The Slatest

The U.S. Is Being Pulled Deeper and Deeper Into the Syrian War

A crater left by a government airstrike on April 19, 2015, in the rebel-held Sakhur neighbourhood of the northern Syrian city of Aleppo.

Photo by Zein al-Rifai/AFP/Getty Images

In the latest in a series of escalations of America’s involvement in the war in Syria and Iraq, President Obama has authorized the use of air power to defend U.S.-backed rebels in Syria against attacks from ISIS and al-Qaida-linked groups as well as, if necessary, from Syrian government forces.

The new policy, first reported by the Wall Street Journal, comes after the militant group Jabhat al-Nusra attacked a U.S.-trained rebel group last week, capturing its leaders. The attack took many by surprise—while not formally allied, the al-Qaida–linked Nusra and the Western-backed groups have generally trained their fire on ISIS and government troops rather than each other. The U.S. responded with airstrikes against Nusra on Friday.

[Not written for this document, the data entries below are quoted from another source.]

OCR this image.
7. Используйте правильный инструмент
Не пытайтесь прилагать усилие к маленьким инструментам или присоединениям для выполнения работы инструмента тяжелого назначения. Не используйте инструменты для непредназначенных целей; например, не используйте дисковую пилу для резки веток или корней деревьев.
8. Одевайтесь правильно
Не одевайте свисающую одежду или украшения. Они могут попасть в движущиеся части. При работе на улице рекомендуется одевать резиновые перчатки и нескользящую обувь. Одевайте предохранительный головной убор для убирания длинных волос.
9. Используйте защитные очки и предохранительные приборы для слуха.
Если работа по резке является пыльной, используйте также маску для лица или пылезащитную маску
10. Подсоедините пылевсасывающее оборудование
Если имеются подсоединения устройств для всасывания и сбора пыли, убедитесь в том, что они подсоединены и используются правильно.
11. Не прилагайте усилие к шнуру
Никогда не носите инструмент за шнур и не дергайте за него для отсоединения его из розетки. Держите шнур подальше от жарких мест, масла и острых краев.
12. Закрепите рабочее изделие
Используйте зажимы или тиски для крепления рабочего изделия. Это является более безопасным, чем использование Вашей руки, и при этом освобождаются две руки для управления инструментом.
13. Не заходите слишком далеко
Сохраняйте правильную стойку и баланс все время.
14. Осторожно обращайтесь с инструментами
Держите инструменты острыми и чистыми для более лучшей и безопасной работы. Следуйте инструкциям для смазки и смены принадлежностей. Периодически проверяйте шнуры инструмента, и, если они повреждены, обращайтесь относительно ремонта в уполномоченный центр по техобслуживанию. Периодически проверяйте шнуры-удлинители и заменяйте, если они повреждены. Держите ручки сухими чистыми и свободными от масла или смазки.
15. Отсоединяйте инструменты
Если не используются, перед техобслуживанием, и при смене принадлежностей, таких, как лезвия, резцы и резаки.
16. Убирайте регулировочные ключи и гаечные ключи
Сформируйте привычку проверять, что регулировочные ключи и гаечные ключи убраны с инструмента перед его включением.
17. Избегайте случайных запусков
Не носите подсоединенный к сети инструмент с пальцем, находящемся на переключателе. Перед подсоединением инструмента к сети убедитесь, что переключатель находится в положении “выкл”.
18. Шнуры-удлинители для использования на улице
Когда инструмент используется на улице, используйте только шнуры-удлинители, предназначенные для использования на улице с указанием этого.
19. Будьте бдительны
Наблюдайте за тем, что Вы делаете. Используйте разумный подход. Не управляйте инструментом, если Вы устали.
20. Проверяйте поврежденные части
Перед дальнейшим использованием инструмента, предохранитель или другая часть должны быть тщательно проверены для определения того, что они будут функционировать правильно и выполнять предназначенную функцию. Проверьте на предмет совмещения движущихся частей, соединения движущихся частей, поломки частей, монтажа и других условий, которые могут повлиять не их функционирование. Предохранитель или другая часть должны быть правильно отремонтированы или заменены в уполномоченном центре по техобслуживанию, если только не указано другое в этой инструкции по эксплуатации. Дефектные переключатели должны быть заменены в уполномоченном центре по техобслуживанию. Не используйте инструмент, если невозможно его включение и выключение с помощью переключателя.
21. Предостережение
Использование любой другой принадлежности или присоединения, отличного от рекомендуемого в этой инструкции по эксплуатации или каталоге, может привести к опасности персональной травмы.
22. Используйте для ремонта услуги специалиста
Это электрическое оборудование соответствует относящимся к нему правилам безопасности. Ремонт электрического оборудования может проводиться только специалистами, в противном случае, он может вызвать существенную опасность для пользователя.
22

Under the new rules authorized by the White House, the U.S. will continue to launch offensive airstrikes, only against ISIS. But it can launch defensive strikes on any group that attacks the U.S.-backed rebels, including government forces.

This opens up the potential for something the Obama administration has been trying to avoid since 2011: direct combat between U.S. forces and the Assad regime. It’s possible this could deter regime attacks, with Assad’s forces already seriously depleted after years of punishing warfare. But the Syrian leader has demonstrated a penchant for seeing just how far he can push the envelope in the past.

The U.S. has been struggling to gain recruits for its rebel force in Syria, in large part because it wants them to focus on ISIS rather than the Syrian government, which most Syrian rebels see as the larger threat. It’s possible this new authorization will attract more of the recruits seen as necessary for waging international campaign against ISIS without using U.S. ground troops. But given that the number of U.S.-trained rebels is still only in the dozens, further direct U.S. involvement in both Syria and Iraq seems inevitable at this point.

Today also saw the release of a report by a coalition of independent journalists that estimates 459 civilians, including 100 children, have been killed in the international air campaign, which the coalition calls “the most precise and disciplined in the history of aerial warfare.” That may be correct, but as the ongoing U.S. drone war shows, advanced technology can never completely eliminate the risk of civilian casualties. Four hundred fifty-nine is still a small fraction of those killed by ISIS or Assad’s regime, but it is a reminder, as America’s role in the war escalates, that this involvement will not be as neat and surgical as promised at the outset.